Мальцов опустился на землю около туши, трава была холодная и мокрая от росы. Волосы на голове стали колкими и чужими, расступились в разные стороны, испуганно пропуская пробегавшие по их лабиринту трескучие разряды. Голова отчаянно зачесалась, затылок онемел, хотелось ущипнуть себя, разогнать застывшую кровь. Он с трудом поборол это желание. Туша рядом пахла тяжело, душно, забивая чистый запах ночной прохлады. Так и просидел до приезда трактора. Пока закидывали на навеску тушу, чекерили ее тросом, не стронулся с места. Потом встал, повернулся к фарам спиной. Струя не дрожала, но во рту поселился едкий железный привкус, какой появляется, когда пробуешь кончиком языка батарейку, проверяя ее на пригодность. Мальцов глядел на егерей исподлобья, как секач на сеголеток у кормушки.
– «Нива» пришла, пойдемте. – Егерь осветил ему путь.
Мальцов выпрямился во весь рост и жестко, упрямо расправив плечи, не оборачиваясь, пошел с поля прочь.
8
Охотников уже доставили в дом. Пиршество продолжалось, оставшиеся были здорово навеселе. Степан Анатольевич снова восседал во главе стола, пил нарзан, перед ним дымилась тарелка с гуляшом и макаронами, к которой он даже не притронулся.
– Иван Сергеевич, дорогой, поздравляю, вот не ожидал! – слишком бодро поприветствовал он Мальцова. – С одной, значит, пули? Молодец!
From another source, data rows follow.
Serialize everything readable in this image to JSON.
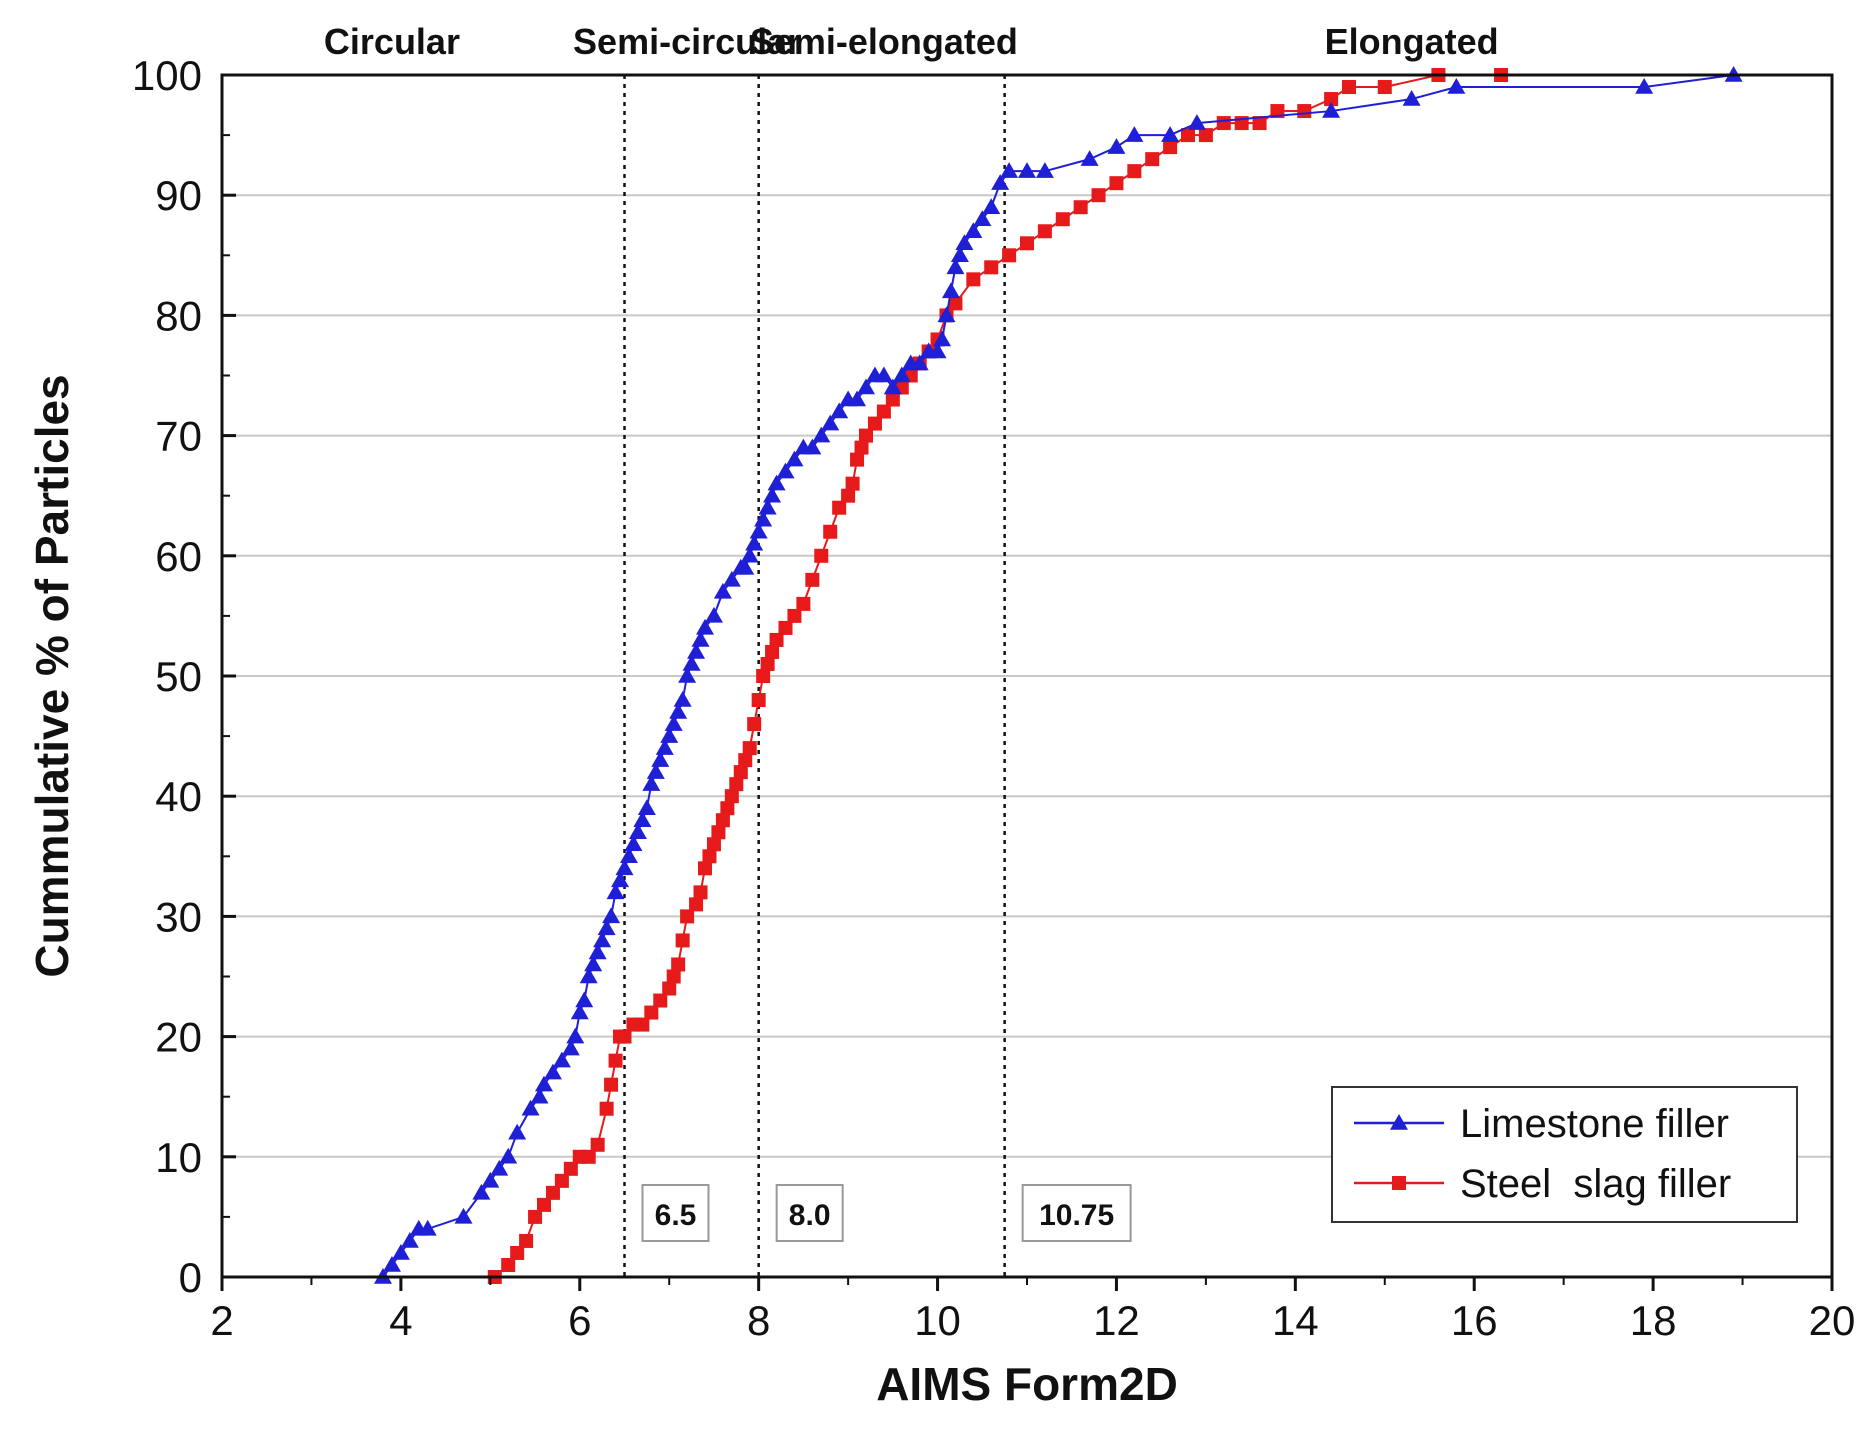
{
  "chart_data": {
    "type": "line",
    "title": "",
    "xlabel": "AIMS Form2D",
    "ylabel": "Cummulative % of Particles",
    "xlim": [
      2,
      20
    ],
    "ylim": [
      0,
      100
    ],
    "xticks": [
      2,
      4,
      6,
      8,
      10,
      12,
      14,
      16,
      18,
      20
    ],
    "yticks": [
      0,
      10,
      20,
      30,
      40,
      50,
      60,
      70,
      80,
      90,
      100
    ],
    "grid": "horizontal",
    "legend_position": "bottom-right",
    "regions": [
      {
        "label": "Circular",
        "x": 3.9
      },
      {
        "label": "Semi-circular",
        "x": 7.2
      },
      {
        "label": "Semi-elongated",
        "x": 9.4
      },
      {
        "label": "Elongated",
        "x": 15.3
      }
    ],
    "thresholds": [
      {
        "x": 6.5,
        "label": "6.5"
      },
      {
        "x": 8.0,
        "label": "8.0"
      },
      {
        "x": 10.75,
        "label": "10.75"
      }
    ],
    "series": [
      {
        "name": "Limestone filler",
        "color": "#1f1fd6",
        "marker": "triangle",
        "x": [
          3.8,
          3.9,
          4.0,
          4.1,
          4.2,
          4.3,
          4.7,
          4.9,
          5.0,
          5.1,
          5.2,
          5.3,
          5.45,
          5.55,
          5.6,
          5.7,
          5.8,
          5.9,
          5.95,
          6.0,
          6.05,
          6.1,
          6.15,
          6.2,
          6.25,
          6.3,
          6.35,
          6.4,
          6.45,
          6.5,
          6.55,
          6.6,
          6.65,
          6.7,
          6.75,
          6.8,
          6.85,
          6.9,
          6.95,
          7.0,
          7.05,
          7.1,
          7.15,
          7.2,
          7.25,
          7.3,
          7.35,
          7.4,
          7.5,
          7.6,
          7.7,
          7.8,
          7.85,
          7.9,
          7.95,
          8.0,
          8.05,
          8.1,
          8.15,
          8.2,
          8.3,
          8.4,
          8.5,
          8.6,
          8.7,
          8.8,
          8.9,
          9.0,
          9.1,
          9.2,
          9.3,
          9.4,
          9.5,
          9.6,
          9.7,
          9.8,
          9.9,
          10.0,
          10.05,
          10.1,
          10.15,
          10.2,
          10.25,
          10.3,
          10.4,
          10.5,
          10.6,
          10.7,
          10.8,
          11.0,
          11.2,
          11.7,
          12.0,
          12.2,
          12.6,
          12.9,
          14.4,
          15.3,
          15.8,
          17.9,
          18.9
        ],
        "y": [
          0,
          1,
          2,
          3,
          4,
          4,
          5,
          7,
          8,
          9,
          10,
          12,
          14,
          15,
          16,
          17,
          18,
          19,
          20,
          22,
          23,
          25,
          26,
          27,
          28,
          29,
          30,
          32,
          33,
          34,
          35,
          36,
          37,
          38,
          39,
          41,
          42,
          43,
          44,
          45,
          46,
          47,
          48,
          50,
          51,
          52,
          53,
          54,
          55,
          57,
          58,
          59,
          59,
          60,
          61,
          62,
          63,
          64,
          65,
          66,
          67,
          68,
          69,
          69,
          70,
          71,
          72,
          73,
          73,
          74,
          75,
          75,
          74,
          75,
          76,
          76,
          77,
          77,
          78,
          80,
          82,
          84,
          85,
          86,
          87,
          88,
          89,
          91,
          92,
          92,
          92,
          93,
          94,
          95,
          95,
          96,
          97,
          98,
          99,
          99,
          100
        ]
      },
      {
        "name": "Steel  slag filler",
        "color": "#e61a1a",
        "marker": "square",
        "x": [
          5.05,
          5.2,
          5.3,
          5.4,
          5.5,
          5.6,
          5.7,
          5.8,
          5.9,
          6.0,
          6.1,
          6.2,
          6.3,
          6.35,
          6.4,
          6.45,
          6.5,
          6.6,
          6.7,
          6.8,
          6.9,
          7.0,
          7.05,
          7.1,
          7.15,
          7.2,
          7.3,
          7.35,
          7.4,
          7.45,
          7.5,
          7.55,
          7.6,
          7.65,
          7.7,
          7.75,
          7.8,
          7.85,
          7.9,
          7.95,
          8.0,
          8.05,
          8.1,
          8.15,
          8.2,
          8.3,
          8.4,
          8.5,
          8.6,
          8.7,
          8.8,
          8.9,
          9.0,
          9.05,
          9.1,
          9.15,
          9.2,
          9.3,
          9.4,
          9.5,
          9.6,
          9.7,
          9.8,
          9.9,
          10.0,
          10.1,
          10.2,
          10.4,
          10.6,
          10.8,
          11.0,
          11.2,
          11.4,
          11.6,
          11.8,
          12.0,
          12.2,
          12.4,
          12.6,
          12.8,
          13.0,
          13.2,
          13.4,
          13.6,
          13.8,
          14.1,
          14.4,
          14.6,
          15.0,
          15.6,
          16.3
        ],
        "y": [
          0,
          1,
          2,
          3,
          5,
          6,
          7,
          8,
          9,
          10,
          10,
          11,
          14,
          16,
          18,
          20,
          20,
          21,
          21,
          22,
          23,
          24,
          25,
          26,
          28,
          30,
          31,
          32,
          34,
          35,
          36,
          37,
          38,
          39,
          40,
          41,
          42,
          43,
          44,
          46,
          48,
          50,
          51,
          52,
          53,
          54,
          55,
          56,
          58,
          60,
          62,
          64,
          65,
          66,
          68,
          69,
          70,
          71,
          72,
          73,
          74,
          75,
          76,
          77,
          78,
          80,
          81,
          83,
          84,
          85,
          86,
          87,
          88,
          89,
          90,
          91,
          92,
          93,
          94,
          95,
          95,
          96,
          96,
          96,
          97,
          97,
          98,
          99,
          99,
          100,
          100
        ]
      }
    ]
  }
}
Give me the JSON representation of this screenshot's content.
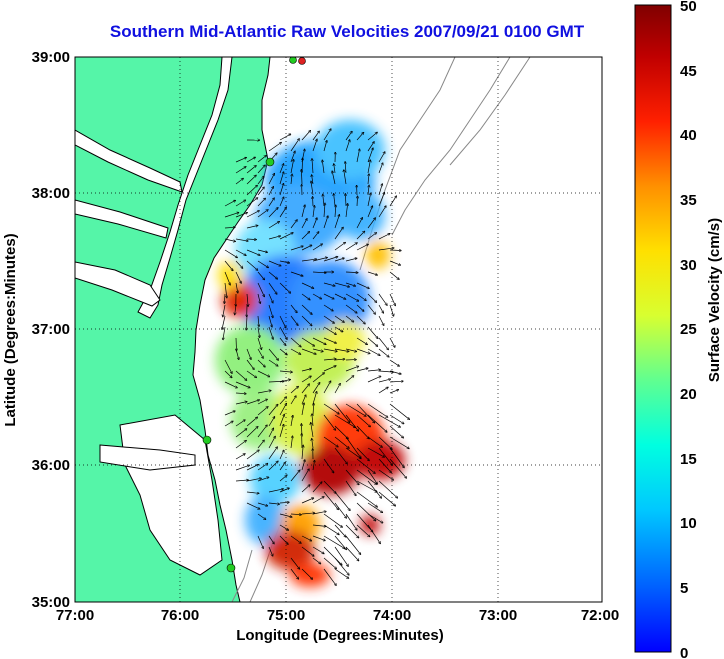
{
  "title": "Southern Mid-Atlantic Raw Velocities 2007/09/21 0100 GMT",
  "x_axis": {
    "label": "Longitude (Degrees:Minutes)",
    "ticks": [
      "77:00",
      "76:00",
      "75:00",
      "74:00",
      "73:00",
      "72:00"
    ]
  },
  "y_axis": {
    "label": "Latitude (Degrees:Minutes)",
    "ticks": [
      "39:00",
      "38:00",
      "37:00",
      "36:00",
      "35:00"
    ]
  },
  "colorbar": {
    "label": "Surface Velocity (cm/s)",
    "ticks": [
      "50",
      "45",
      "40",
      "35",
      "30",
      "25",
      "20",
      "15",
      "10",
      "5",
      "0"
    ],
    "range": [
      0,
      50
    ]
  },
  "colors": {
    "land": "#55f5a8",
    "coastline": "#000000",
    "title": "#1010e0",
    "bathymetry": "#888888",
    "grid": "#000000",
    "station": "#22cc22",
    "station_alt": "#dd2222"
  },
  "map": {
    "lon_range": [
      -77,
      -72
    ],
    "lat_range": [
      35,
      39
    ],
    "grid": "dotted"
  }
}
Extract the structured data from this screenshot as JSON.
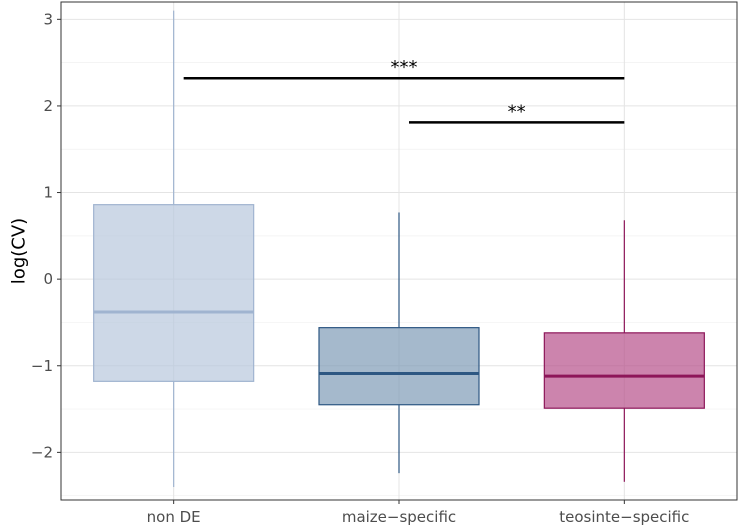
{
  "chart_data": {
    "type": "box",
    "title": "",
    "xlabel": "",
    "ylabel": "log(CV)",
    "ylim": [
      -2.55,
      3.2
    ],
    "yticks": [
      -2,
      -1,
      0,
      1,
      2,
      3
    ],
    "ytick_labels": [
      "−2",
      "−1",
      "0",
      "1",
      "2",
      "3"
    ],
    "grid": true,
    "legend": "none",
    "categories": [
      "non DE",
      "maize−specific",
      "teosinte−specific"
    ],
    "boxes": [
      {
        "label": "non DE",
        "whisker_low": -2.4,
        "q1": -1.18,
        "median": -0.38,
        "q3": 0.86,
        "whisker_high": 3.1,
        "fill": "#b8c7dd",
        "stroke": "#a0b4d0"
      },
      {
        "label": "maize−specific",
        "whisker_low": -2.24,
        "q1": -1.45,
        "median": -1.09,
        "q3": -0.56,
        "whisker_high": 0.77,
        "fill": "#7f9bb7",
        "stroke": "#2d5782"
      },
      {
        "label": "teosinte−specific",
        "whisker_low": -2.34,
        "q1": -1.49,
        "median": -1.12,
        "q3": -0.62,
        "whisker_high": 0.68,
        "fill": "#b6508a",
        "stroke": "#8d1659"
      }
    ],
    "significance": [
      {
        "from": 0,
        "to": 2,
        "y": 2.32,
        "label": "***"
      },
      {
        "from": 1,
        "to": 2,
        "y": 1.81,
        "label": "**"
      }
    ]
  }
}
– Как Маничкин? Что произошло?
– Охота! Шальная пуля нашла… Бывает, только у меня такое в первый раз. Вроде всё рассчитано, скрадки разнесены далеко. Главного егеря придется теперь уволить, его недогляд, жаль – отличный специалист. А был бы кто из Москвы? Люди ко мне серьезные ездят!
– При чем тут главный егерь? – вмешался прокурор. – Саню не шальная пуля накрыла.
– Игорь, ты говори-говори, да не заговаривайся, тут пока киллеров не замечено. – Бортников навалился на стол, кожа на сухих скулах налилась кровью. – И не думай дело заводить, сами всё раскопаем, если что. Но что может быть? Компания спетая, все друзья, так? – Он обвел застолье вопрошающим взглядом и продолжил рассуждать вслух: – Вот Иван Сергеевич, вроде к Сане в претензии и рядом сидел, так патроны все целы, кроме одного. А стреляный – в секаче! Егерь свидетель. Недоразумение какое-то. У Маничкина пустяк рана, навылет, и слава богу, могло б и как секача… – Он хохотнул. – В ЦРБ им уже доктор Вдовин занимается, всё будет в ажуре, похромает месячишко, а мы ему, как в строй встанет, путевочку на Кипр подарим и премию выпишем. Так, Арсентий Евгеньевич? – обратился он вдруг к сильно поддавшему фээсбэшнику. – Ты ж ездил на Кипр, хорошо там?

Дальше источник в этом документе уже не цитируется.